Touching the PCM wiring harness caused the engine to die. |
After reassembling the cooling system, the engine purred along and ran mid-range on the temp gauge, until ...
With the car running, it was time to button up the PCM and all of the dash parts, so under the dash I went.
The fault is isolated to two wires - the two that come from the distributor. |
The moment I moved the PCM, the car faltered and died! I was grounded to the chassis, so it couldn't be static electricity; what's goin' on here? I plugged in the original PCM and the engine still didn't fire, so I plugged the “new” one in and it started up!

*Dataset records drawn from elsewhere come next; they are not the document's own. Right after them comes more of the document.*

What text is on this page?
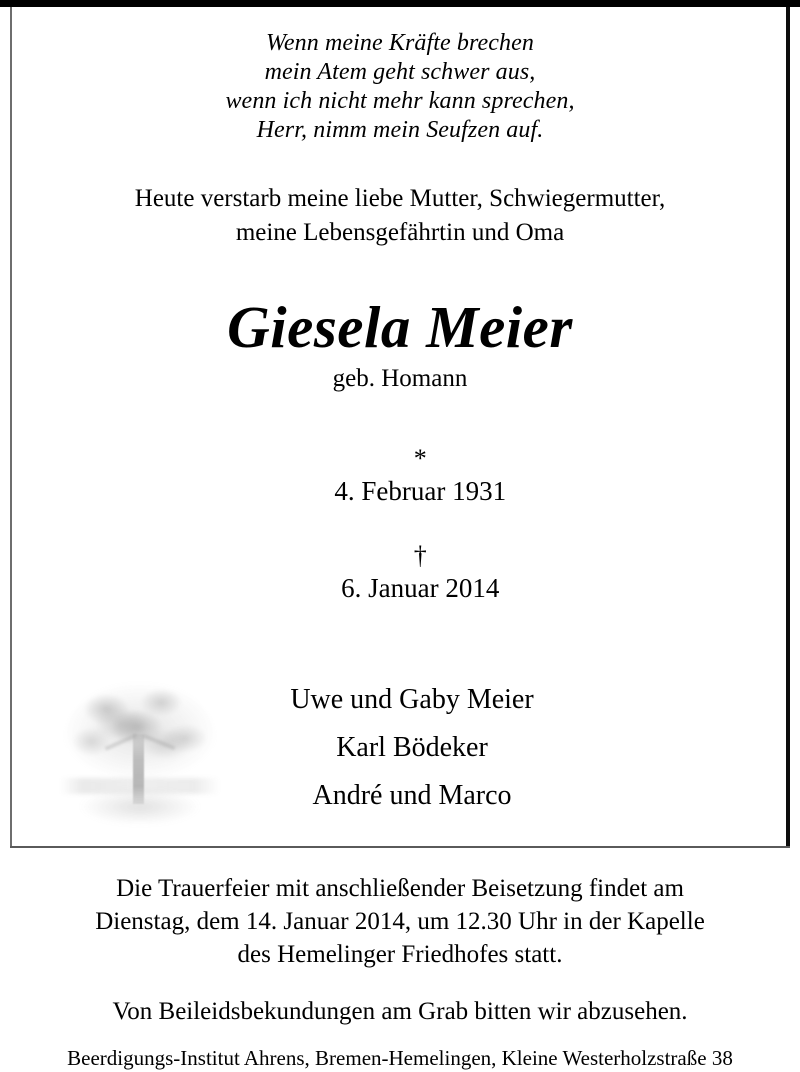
Wenn meine Kräfte brechen
mein Atem geht schwer aus,
wenn ich nicht mehr kann sprechen,
Herr, nimm mein Seufzen auf.
Heute verstarb meine liebe Mutter, Schwiegermutter,
meine Lebensgefährtin und Oma
Giesela Meier
geb. Homann

*
4. Februar 1931

†
6. Januar 2014

Uwe und Gaby Meier
Karl Bödeker
André und Marco
Die Trauerfeier mit anschließender Beisetzung findet am
Dienstag, dem 14. Januar 2014, um 12.30 Uhr in der Kapelle
des Hemelinger Friedhofes statt.
Von Beileidsbekundungen am Grab bitten wir abzusehen.
Beerdigungs-Institut Ahrens, Bremen-Hemelingen, Kleine Westerholzstraße 38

Removing the female PCM terminals for test fitting. |
After quite a bit of trial-and-error, I found that the car would run if I moved the harness to the left, but not if I moved it to the right. I knew that many General Motors PCMs have surface-soldered connections that were questionable, so I tried my best to just move the circuit board and nothing else. The car didn't die. I finally found that moving just two wires would cause that car to stumble and die. Which two wires were they? Terminals B1 and B9 - the same two that come from the distributor pickup coil. It was all making sense to me now ...
The test fit! |
I removed the two terminals from the PCM connector so I could test fit them on the PCM terminals. Both of them had no drag whatsoever. I searched through my assortment of GM connectors, but I didn't have any that matched (because this was a Japanese PCM). I ended up carefully reshaping the two terminals so they would fit snugly, and all was well.
What is the lesson in all of this? As I always tell my students, it's always something, and most of the time it's something simple. I often preach that if you think the PCM is the problem, you're probably not testing the system thoroughly enough (with the exception of many '90s model PCMs). Turns out that sometimes the PCM is the problem.
Systematically walking through this diagnosis with Brian and other students showcased the fact that if techs understand the system they're working on, have a good diagnostic process, and can use their test equipment to their fullest potential, then virtually any customer concern can be diagnosed and repaired. We all just have to keep fine-tuning those skills - and that applies to me, too.